Se prima della pandemia nel 40 per cento degli istituti penitenziari più della metà dei detenuti svolgevano colloqui in presenza, secondo il XVIII Rapporto dell’Associazione Antigone, pubblicato lo scorso 28 aprile, il dato è sceso al 22 per cento nel 2021. In media, nel 67 per cento degli istituti visitati da Antigone nel corso dell’anno, più della metà dei presenti faceva videochiamate con i familiari, con una durata media che nella maggior parte dei casi era superiore ai 30 minuti.
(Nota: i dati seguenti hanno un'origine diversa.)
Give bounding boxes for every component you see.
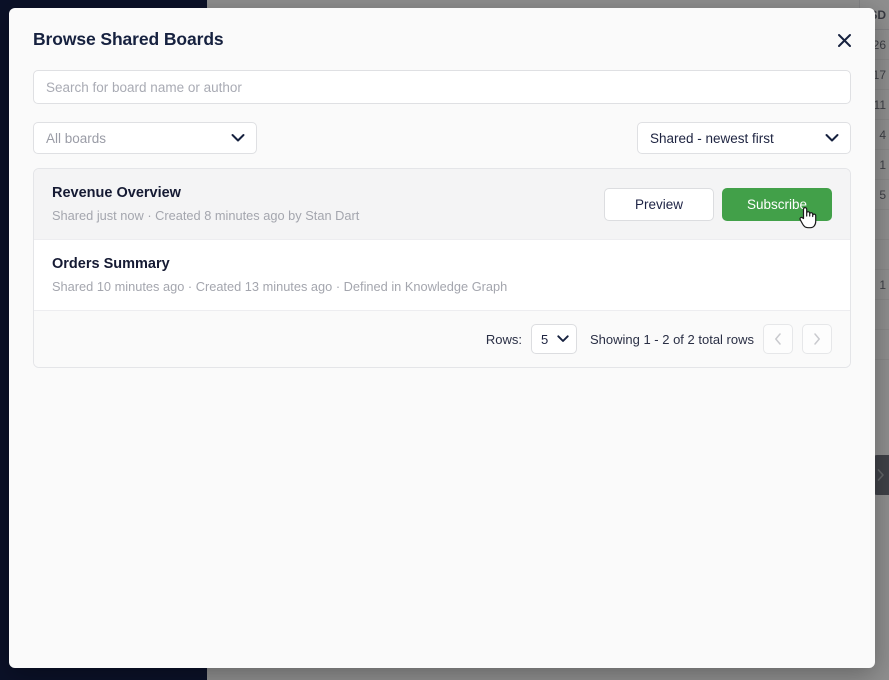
rows-per-page-select[interactable]: 5 [530, 324, 577, 354]
chevron-left-icon [774, 333, 782, 345]
boards-filter-select[interactable]: All boards [33, 122, 257, 154]
rows-label: Rows: [485, 331, 522, 347]
rows-per-page-value: 5 [540, 331, 549, 347]
chevron-down-icon [231, 134, 245, 143]
chevron-right-icon [813, 333, 821, 345]
modal-header: Browse Shared Boards [9, 8, 875, 70]
pagination-bar: Rows: 5 Showing 1 - 2 of 2 total rows [34, 311, 850, 367]
page-title: Browse Shared Boards [33, 28, 224, 49]
table-row[interactable]: Orders Summary Shared 10 minutes ago · C… [34, 240, 850, 311]
board-meta: Shared 10 minutes ago · Created 13 minut… [52, 279, 508, 294]
sort-order-select[interactable]: Shared - newest first [637, 122, 851, 154]
board-actions: Preview Subscribe [604, 187, 832, 221]
sort-order-value: Shared - newest first [650, 130, 774, 146]
chevron-down-icon [825, 134, 839, 143]
next-page-button[interactable] [802, 324, 832, 354]
board-info: Orders Summary Shared 10 minutes ago · C… [52, 256, 507, 294]
chevron-down-icon [557, 335, 569, 343]
close-button[interactable] [833, 29, 855, 51]
preview-button[interactable]: Preview [604, 187, 714, 221]
shared-boards-list: Revenue Overview Shared just now · Creat… [33, 168, 851, 368]
subscribe-button[interactable]: Subscribe [722, 187, 832, 221]
browse-shared-boards-modal: Browse Shared Boards All boards Shared -… [9, 8, 875, 668]
board-name: Orders Summary [52, 256, 170, 272]
previous-page-button[interactable] [763, 324, 793, 354]
boards-filter-value: All boards [46, 130, 107, 146]
table-row[interactable]: Revenue Overview Shared just now · Creat… [34, 169, 850, 240]
filter-row: All boards Shared - newest first [9, 104, 875, 154]
showing-rows-text: Showing 1 - 2 of 2 total rows [589, 331, 754, 347]
board-name: Revenue Overview [52, 185, 181, 201]
search-row [9, 70, 875, 104]
search-input[interactable] [33, 70, 851, 104]
board-info: Revenue Overview Shared just now · Creat… [52, 185, 359, 223]
close-icon [837, 33, 852, 48]
board-meta: Shared just now · Created 8 minutes ago … [52, 208, 360, 223]
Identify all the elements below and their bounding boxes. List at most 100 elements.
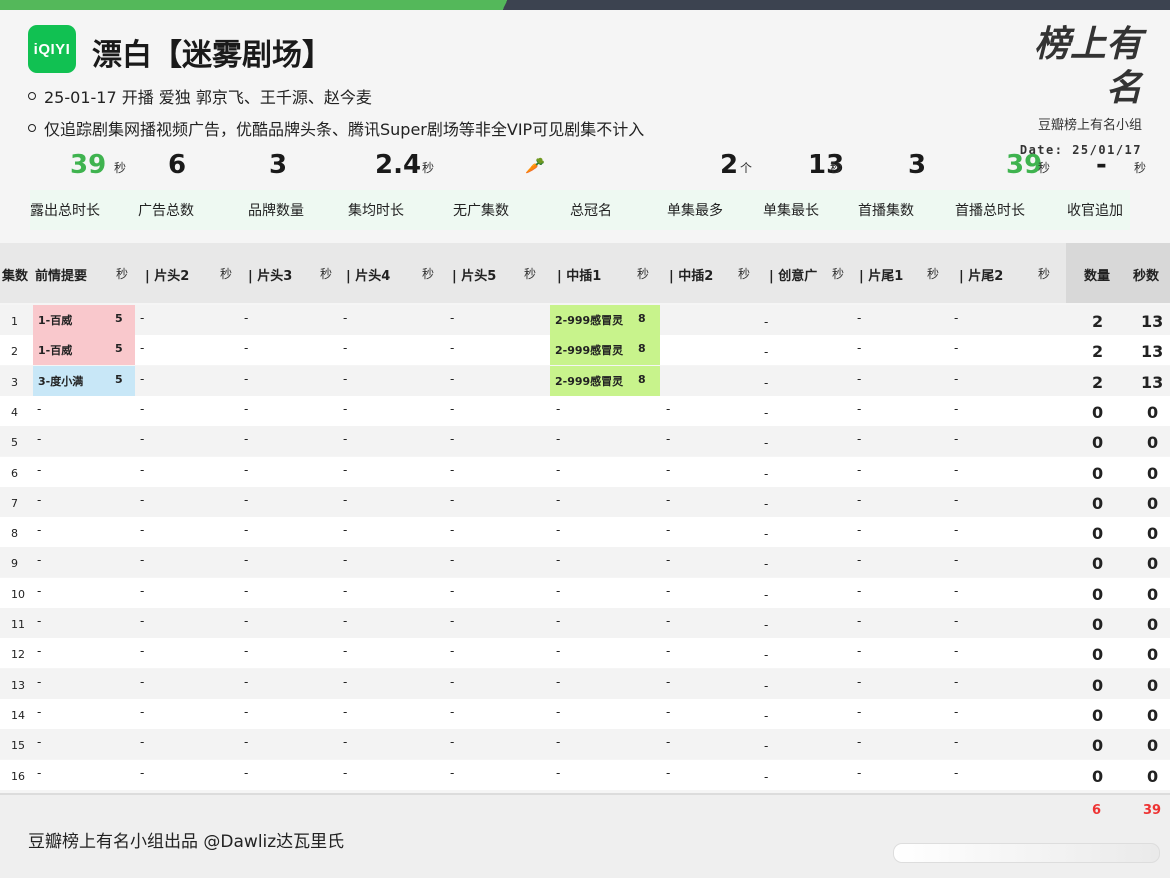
empty-slot: - [857, 401, 862, 416]
stat-unit: 秒 [1134, 161, 1147, 175]
empty-slot: - [140, 341, 145, 356]
empty-slot: - [244, 311, 249, 325]
footer-scroll-bar[interactable] [893, 843, 1160, 863]
episode-number: 7 [11, 496, 18, 510]
empty-slot: - [450, 311, 455, 325]
stat-label: 品牌数量 [248, 203, 304, 219]
stat-label: 集均时长 [348, 203, 404, 219]
empty-slot: - [450, 553, 455, 568]
episode-number: 5 [11, 436, 18, 450]
empty-slot: - [343, 735, 348, 750]
empty-slot: - [764, 618, 769, 632]
empty-slot: - [450, 644, 455, 659]
footer-credit: 豆瓣榜上有名小组出品 @Dawliz达瓦里氏 [28, 832, 345, 852]
recap-brand: 1-百威 [38, 314, 73, 327]
episode-number: 13 [11, 678, 25, 692]
recap-seconds: 5 [115, 342, 123, 356]
episode-number: 11 [11, 618, 25, 631]
empty-slot: - [450, 704, 455, 719]
total-count: 6 [1092, 803, 1102, 818]
ad-seconds: 13 [1141, 372, 1164, 392]
stat-label: 首播集数 [858, 203, 914, 219]
midroll-seconds: 8 [638, 312, 646, 325]
empty-slot: - [666, 462, 671, 477]
empty-slot: - [954, 674, 959, 689]
table-row: 7 - - - - - - - - - - 0 0 [0, 486, 1170, 517]
table-row: 4 - - - - - - - - - - 0 0 [0, 395, 1170, 426]
column-header: 秒 [832, 267, 845, 281]
recap-brand: - [37, 644, 42, 659]
empty-slot: - [343, 311, 348, 325]
empty-slot: - [343, 523, 348, 538]
ad-seconds: 0 [1147, 675, 1159, 695]
empty-slot: - [244, 462, 249, 477]
stat-unit: 秒 [830, 161, 843, 175]
table-row: 3 3-度小满 5 - - - - - - - 2-999感冒灵 8 2 13 [0, 365, 1170, 396]
table-row: 1 1-百威 5 - - - - - - - 2-999感冒灵 8 2 13 [0, 305, 1170, 335]
empty-slot: - [954, 553, 959, 568]
empty-slot: - [954, 614, 959, 628]
empty-slot: - [140, 674, 145, 689]
midroll-brand: - [556, 674, 561, 689]
table-row: 6 - - - - - - - - - - 0 0 [0, 456, 1170, 487]
table-header: 集数 前情提要 秒 | 片头2 秒 | 片头3 秒 | 片头4 秒 | 片头5 秒 | 中插1 秒 | 中… [0, 243, 1170, 303]
ad-count: 0 [1092, 615, 1104, 634]
column-header: 秒 [738, 267, 751, 281]
empty-slot: - [954, 523, 959, 538]
column-header: 秒 [524, 267, 537, 281]
midroll-brand: - [556, 735, 561, 750]
empty-slot: - [343, 371, 348, 386]
bullet-icon [28, 124, 36, 132]
empty-slot: - [666, 765, 671, 780]
stat-value: 6 [168, 150, 187, 180]
midroll-brand: - [556, 401, 561, 416]
empty-slot: - [140, 553, 145, 568]
table-row: 5 - - - - - - - - - - 0 0 [0, 426, 1170, 457]
empty-slot: - [857, 462, 862, 477]
bullet-icon [28, 92, 36, 100]
ad-count: 0 [1092, 675, 1104, 695]
recap-brand: - [37, 674, 42, 689]
empty-slot: - [857, 614, 862, 628]
stat-value: 39 [1006, 150, 1043, 180]
midroll-brand: - [556, 523, 561, 538]
ad-seconds: 0 [1147, 493, 1159, 513]
empty-slot: - [954, 462, 959, 477]
empty-slot: - [244, 644, 249, 659]
empty-slot: - [666, 492, 671, 507]
episode-number: 9 [11, 557, 18, 571]
column-header: | 中插1 [557, 269, 602, 284]
episode-number: 3 [11, 375, 18, 389]
column-header: 秒 [320, 267, 333, 281]
info-line-2: 仅追踪剧集网播视频广告，优酷品牌头条、腾讯Super剧场等非全VIP可见剧集不计… [28, 116, 644, 140]
empty-slot: - [450, 401, 455, 416]
empty-slot: - [764, 739, 769, 754]
empty-slot: - [857, 523, 862, 538]
empty-slot: - [450, 462, 455, 477]
episode-number: 12 [11, 648, 25, 662]
column-header: 秒 [637, 267, 650, 281]
empty-slot: - [140, 614, 145, 628]
empty-slot: - [764, 527, 769, 542]
stat-label: 单集最长 [763, 203, 819, 219]
recap-brand: 3-度小满 [38, 374, 84, 388]
empty-slot: - [764, 587, 769, 602]
midroll-brand: 2-999感冒灵 [555, 344, 624, 358]
ad-seconds: 0 [1147, 766, 1159, 786]
empty-slot: - [764, 345, 769, 360]
ad-count: 2 [1092, 342, 1104, 362]
ad-count: 0 [1092, 736, 1104, 756]
empty-slot: - [244, 492, 249, 507]
column-header: 秒 [927, 267, 940, 281]
empty-slot: - [857, 735, 862, 750]
table-row: 14- - - - - - - - - -0 0 [0, 698, 1170, 729]
column-header: | 创意广 [769, 269, 818, 284]
ad-count: 0 [1092, 433, 1104, 453]
empty-slot: - [857, 341, 862, 356]
empty-slot: - [666, 432, 671, 447]
stat-value: 3 [908, 150, 927, 180]
stat-value: - [1096, 150, 1107, 180]
column-header: | 片尾1 [859, 269, 904, 284]
episode-number: 2 [11, 345, 18, 359]
midroll-brand: - [556, 553, 561, 568]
Solo il 39 per cento degli istituti organizzava colloqui sia il sabato che la domenica, mentre il 13 per cento non ne teneva né il sabato né la domenica. Nel 29 per cento degli istituti visitati, inoltre, non si svolgevano mai colloqui il pomeriggio. In questi casi, per incontrare un proprio familiare, chi lavorava doveva rinunciare al lavoro o alla scuola.
«Ovviamente per noi il colloquio in presenza è sempre da preferire, perché è una vicinanza che non si può sostituire. Ma l’alternativa del colloquio a distanza è un’ottima cosa, basti pensare agli stranieri che hanno le famiglie lontane», dice la coordinatrice nazionale di Antigone. «Noi speriamo che questa pratica rimanga e che mai si elimini quel poco di buono che la pandemia ha portato in carcere, che sicuramente è l’uso delle nuove tecnologie per una serie di attività, inclusa la didattica. Al tempo stesso ci auguriamo che ciò non diventi un modo per sostituire l’attività in presenza, cosa che può sembrare più facile ed economica. Semmai tutto ciò si deve andare ad aggiungere. Chiediamo inoltre che il detenuto possa scegliere se imputare la videochiamata a colloquio o a telefonata. Per il momento esistono solo circolari amministrative e i minuti della videochiamata vengono sottratti a quelli del colloquio in presenza. Ma chi ha la famiglia che va a trovarlo regolarmente dovrebbe poter scegliere di videochiamare i parenti, anziché telefonargli».